In the Bible the two great attributes of God are justice and mercy. While on the surface they may seem to be opposites, they exist in a creative tension, in which God’s mercy generally wins out. The Scripture readings for the Fourth Sunday of Lent remind us that God is indeed rich in mercy.
The Old Testament passage from the end of 2 Chronicles (which is also the end of the Jewish Bible) describes the lowest point in ancient Israel’s covenant relationship with God. The text concerns the events leading up to the destruction of Jerusalem and its temple in 587 B.C. by the Babylonians. Along with many other Old Testament writers, the Chronicler traced the destruction and subsequent exile to Israel’s sinfulness, especially its fascination with foreign cults and its failure to worship properly the God of Israel. Thus the destruction of Jerusalem and its temple were in accord with God’s justice.

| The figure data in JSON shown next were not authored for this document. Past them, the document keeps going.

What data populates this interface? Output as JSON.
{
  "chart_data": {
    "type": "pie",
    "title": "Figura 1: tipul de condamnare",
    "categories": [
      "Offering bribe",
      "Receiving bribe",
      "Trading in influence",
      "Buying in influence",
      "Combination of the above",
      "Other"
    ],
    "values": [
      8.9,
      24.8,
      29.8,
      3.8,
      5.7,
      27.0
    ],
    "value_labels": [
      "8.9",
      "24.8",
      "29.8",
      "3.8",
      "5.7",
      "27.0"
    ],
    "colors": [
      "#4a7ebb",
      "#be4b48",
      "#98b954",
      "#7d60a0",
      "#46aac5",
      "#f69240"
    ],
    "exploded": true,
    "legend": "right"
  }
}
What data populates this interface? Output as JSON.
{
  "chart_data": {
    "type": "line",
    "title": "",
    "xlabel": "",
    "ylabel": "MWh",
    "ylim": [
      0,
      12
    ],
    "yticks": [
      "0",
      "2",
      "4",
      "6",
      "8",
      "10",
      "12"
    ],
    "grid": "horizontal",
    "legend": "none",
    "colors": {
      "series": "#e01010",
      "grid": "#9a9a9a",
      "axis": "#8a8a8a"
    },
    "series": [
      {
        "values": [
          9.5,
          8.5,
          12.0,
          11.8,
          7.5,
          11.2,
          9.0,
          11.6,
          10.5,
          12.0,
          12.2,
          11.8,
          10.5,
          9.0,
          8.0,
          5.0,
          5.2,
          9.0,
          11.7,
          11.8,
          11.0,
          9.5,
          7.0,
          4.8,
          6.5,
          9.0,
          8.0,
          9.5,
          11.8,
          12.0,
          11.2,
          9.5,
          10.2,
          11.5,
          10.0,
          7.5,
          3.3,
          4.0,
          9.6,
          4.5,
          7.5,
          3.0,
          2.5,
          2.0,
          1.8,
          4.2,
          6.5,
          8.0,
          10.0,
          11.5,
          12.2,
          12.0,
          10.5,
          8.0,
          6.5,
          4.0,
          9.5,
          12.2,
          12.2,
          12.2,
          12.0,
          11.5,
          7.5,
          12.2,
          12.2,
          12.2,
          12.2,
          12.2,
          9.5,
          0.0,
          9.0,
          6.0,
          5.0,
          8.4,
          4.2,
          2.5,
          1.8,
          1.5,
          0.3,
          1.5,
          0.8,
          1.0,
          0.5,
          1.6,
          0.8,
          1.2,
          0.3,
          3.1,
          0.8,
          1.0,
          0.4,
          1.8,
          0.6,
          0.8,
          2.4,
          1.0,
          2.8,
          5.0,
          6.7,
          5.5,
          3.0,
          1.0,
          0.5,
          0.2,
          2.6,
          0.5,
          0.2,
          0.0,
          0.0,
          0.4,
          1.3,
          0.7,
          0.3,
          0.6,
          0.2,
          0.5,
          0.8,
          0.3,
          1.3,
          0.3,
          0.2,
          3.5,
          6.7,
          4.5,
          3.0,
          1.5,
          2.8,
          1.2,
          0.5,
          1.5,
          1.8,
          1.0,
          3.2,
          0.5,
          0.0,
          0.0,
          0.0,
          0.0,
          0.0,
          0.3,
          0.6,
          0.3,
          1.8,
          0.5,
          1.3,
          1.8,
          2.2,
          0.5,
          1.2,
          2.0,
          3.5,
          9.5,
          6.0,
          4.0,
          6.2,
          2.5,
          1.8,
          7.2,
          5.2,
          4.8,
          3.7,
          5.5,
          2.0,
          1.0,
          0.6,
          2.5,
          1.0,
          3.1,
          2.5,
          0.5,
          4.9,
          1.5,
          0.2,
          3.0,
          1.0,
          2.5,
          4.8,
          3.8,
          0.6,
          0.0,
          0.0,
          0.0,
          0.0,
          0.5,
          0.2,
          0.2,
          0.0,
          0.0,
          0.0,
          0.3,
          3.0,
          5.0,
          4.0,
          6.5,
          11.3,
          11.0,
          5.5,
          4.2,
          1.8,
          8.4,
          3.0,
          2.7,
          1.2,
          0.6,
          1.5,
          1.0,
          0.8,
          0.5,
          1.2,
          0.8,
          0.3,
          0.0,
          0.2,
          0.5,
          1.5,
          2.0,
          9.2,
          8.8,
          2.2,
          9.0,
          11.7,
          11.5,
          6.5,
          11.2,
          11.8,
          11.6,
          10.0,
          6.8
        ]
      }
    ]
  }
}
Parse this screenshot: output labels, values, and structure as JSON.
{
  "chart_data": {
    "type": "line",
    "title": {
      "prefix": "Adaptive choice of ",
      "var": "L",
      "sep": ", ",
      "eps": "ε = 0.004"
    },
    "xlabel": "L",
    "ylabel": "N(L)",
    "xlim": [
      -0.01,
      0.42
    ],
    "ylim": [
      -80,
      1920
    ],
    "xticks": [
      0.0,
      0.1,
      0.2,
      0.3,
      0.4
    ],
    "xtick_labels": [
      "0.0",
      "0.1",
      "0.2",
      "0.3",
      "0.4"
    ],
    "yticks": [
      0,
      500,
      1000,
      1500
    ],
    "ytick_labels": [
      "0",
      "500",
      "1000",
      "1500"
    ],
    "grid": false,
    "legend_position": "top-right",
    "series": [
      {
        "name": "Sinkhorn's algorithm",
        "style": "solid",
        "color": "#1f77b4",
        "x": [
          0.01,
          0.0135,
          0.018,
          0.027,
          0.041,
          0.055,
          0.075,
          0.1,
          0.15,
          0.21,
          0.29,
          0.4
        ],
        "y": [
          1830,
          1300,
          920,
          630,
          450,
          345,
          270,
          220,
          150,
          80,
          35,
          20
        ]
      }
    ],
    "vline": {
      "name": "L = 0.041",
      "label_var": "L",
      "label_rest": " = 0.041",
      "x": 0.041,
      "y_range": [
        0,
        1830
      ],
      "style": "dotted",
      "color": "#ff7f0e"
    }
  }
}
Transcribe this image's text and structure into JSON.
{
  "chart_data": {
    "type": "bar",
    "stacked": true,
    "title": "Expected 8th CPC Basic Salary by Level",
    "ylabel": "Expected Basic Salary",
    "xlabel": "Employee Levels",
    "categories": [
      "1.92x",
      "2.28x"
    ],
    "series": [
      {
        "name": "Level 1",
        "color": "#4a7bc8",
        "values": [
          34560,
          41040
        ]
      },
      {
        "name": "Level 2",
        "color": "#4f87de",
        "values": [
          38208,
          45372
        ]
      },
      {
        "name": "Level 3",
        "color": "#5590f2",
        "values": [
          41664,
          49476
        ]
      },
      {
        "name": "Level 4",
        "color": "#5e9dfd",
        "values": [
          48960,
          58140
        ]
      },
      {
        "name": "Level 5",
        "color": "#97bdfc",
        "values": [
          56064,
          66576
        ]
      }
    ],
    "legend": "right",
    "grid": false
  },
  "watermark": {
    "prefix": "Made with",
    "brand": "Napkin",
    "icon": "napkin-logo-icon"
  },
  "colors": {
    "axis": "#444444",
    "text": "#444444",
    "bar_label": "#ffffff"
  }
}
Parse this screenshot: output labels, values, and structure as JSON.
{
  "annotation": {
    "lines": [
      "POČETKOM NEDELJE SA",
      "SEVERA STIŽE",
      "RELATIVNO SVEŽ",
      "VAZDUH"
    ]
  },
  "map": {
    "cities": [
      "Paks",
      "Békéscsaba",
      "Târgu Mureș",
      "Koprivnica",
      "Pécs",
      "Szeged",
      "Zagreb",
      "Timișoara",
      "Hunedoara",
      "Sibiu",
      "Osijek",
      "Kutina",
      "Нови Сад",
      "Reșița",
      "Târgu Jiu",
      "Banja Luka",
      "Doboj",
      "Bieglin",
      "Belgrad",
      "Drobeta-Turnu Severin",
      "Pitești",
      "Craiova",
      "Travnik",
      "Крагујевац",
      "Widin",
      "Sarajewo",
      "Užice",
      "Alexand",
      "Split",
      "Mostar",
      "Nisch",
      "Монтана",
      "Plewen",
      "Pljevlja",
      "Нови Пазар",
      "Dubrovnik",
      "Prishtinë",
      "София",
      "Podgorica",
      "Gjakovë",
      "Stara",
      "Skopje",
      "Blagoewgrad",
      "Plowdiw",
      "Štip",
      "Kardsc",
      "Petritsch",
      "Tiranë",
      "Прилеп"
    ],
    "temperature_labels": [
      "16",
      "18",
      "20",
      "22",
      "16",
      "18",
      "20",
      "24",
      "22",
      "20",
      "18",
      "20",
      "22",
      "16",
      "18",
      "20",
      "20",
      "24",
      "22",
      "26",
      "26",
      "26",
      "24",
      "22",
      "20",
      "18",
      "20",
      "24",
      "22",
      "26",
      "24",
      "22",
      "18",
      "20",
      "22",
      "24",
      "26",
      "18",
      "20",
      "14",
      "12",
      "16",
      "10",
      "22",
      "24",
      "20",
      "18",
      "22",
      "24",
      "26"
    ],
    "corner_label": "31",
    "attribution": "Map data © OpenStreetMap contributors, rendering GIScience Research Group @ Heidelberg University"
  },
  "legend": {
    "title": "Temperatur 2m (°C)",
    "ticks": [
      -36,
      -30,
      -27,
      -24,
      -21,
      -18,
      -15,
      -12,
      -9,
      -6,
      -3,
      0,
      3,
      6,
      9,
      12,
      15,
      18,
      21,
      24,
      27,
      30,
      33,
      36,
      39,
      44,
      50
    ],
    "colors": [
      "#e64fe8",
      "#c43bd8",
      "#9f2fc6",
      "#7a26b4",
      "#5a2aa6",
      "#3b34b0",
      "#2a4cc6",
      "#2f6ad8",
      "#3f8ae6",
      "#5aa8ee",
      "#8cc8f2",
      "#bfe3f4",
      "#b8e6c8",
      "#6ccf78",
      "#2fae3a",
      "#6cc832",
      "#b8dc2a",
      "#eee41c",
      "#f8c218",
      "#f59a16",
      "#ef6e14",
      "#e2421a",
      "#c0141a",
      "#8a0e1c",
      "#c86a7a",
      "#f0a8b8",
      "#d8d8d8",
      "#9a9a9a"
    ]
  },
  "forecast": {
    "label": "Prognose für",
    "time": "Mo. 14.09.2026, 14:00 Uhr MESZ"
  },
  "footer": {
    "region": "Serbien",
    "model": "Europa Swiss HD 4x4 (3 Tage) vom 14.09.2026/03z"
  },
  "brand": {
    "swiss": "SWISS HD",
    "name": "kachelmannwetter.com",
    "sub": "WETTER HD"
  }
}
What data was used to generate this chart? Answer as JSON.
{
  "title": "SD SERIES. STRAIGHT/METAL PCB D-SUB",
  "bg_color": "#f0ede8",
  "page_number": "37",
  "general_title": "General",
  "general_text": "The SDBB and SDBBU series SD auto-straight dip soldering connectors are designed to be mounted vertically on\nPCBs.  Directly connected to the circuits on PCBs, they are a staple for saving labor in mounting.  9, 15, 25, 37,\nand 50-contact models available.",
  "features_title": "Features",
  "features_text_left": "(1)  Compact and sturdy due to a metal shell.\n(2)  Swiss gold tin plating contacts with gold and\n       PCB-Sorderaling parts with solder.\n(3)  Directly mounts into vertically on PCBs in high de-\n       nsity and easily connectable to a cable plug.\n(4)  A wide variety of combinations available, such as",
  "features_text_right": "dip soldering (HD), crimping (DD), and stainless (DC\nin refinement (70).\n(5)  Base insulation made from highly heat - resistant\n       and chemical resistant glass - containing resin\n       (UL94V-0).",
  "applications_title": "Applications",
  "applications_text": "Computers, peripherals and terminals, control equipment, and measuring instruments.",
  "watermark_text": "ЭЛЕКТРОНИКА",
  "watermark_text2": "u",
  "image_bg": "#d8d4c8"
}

Nevertheless, Israel’s covenant relationship with God did not end in sin and destruction. Although God had every right to terminate the relationship, God was not willing to do so. Even though ancient Israel was unfaithful to the covenant, its God remained faithful to his people and to his covenant with them. Instead, God offered a new beginning to his people through the agency of Cyrus, the Persian king who defeated the Babylonians and took over their empire around 539 B.C. In accord with his own enlightened imperial policy, Cyrus allowed Judah’s political and religious leaders to return from exile, refound Jerusalem and rebuild the temple. The Hebrew text of the Old Testament ends with Cyrus’s offer that anyone in Babylon who belongs to God’s people may go up to Jerusalem. God’s mercy has trumped God’s justice.
In the context of Johannine theology, God’s sending of his Son, Jesus, in order to save the world and give us the possibility of eternal life is the greatest proof of God’s covenant fidelity and mercy. While “the world” is often portrayed by John’s Gospel in opposition to God and Jesus, today’s selection from John 3 insists that rather than simply condemning the world, God has taken the extreme measure of giving to us and to the world his own Son in the hope of saving the world. Once more God’s mercy trumps God’s justice.
The role of Jesus in this climactic display of God’s covenant love is expressed with the help of three titles. In being lifted up on the cross, Jesus, the Son of Man, is exalted and glorified so that all who believe in him may have eternal life. In giving over Jesus, the Son of God, to suffering and death, God showed his love for humankind and his desire that all of us might be saved through him. In offering to us Jesus as the light for the world, God makes it possible for us to know who God is and what God wants from us. Despite the love of so many for the darkness, God has sent Jesus as “the light that shines in the darkness, and the darkness has not overcome it” (John 1:5). Despite its sinfulness and waywardness, God still loves the world and wants the best for it through his Son. Even though the world had been unfaithful to God, God remained faithful to the world.
The word love is part of the covenant vocabulary. It refers to fidelity within the covenant relationship. According to the reading from the letter to the Ephesians, God, “who is rich in mercy,” has shown his love for us not only in the suffering and death of Jesus but also (and especially) in his resurrection. Just as Jesus was raised from the dead to enjoy eternal life with his heavenly Father, we too have been given the opportunity to share in his eternal life through the mercy of God. This opportunity is a gift from God, and we gain access to it through faith: “For by grace you have been saved through faith.”
The proper response to God’s merciful love is good works. Paul is sometimes caricatured as opposing faith and works. But for Paul faith and works go together. Paul’s view is that if we grasp who we have become through the paschal mystery, then we will naturally and eagerly want to do what is good and right. Today’s Pauline text reminds us that as God’s handiwork we are created for good works. The one who is rich in mercy, who does not treat us as strictly and harshly as we may deserve according to the criteria of justice, desires only our love in return and our works of mercy toward those in need.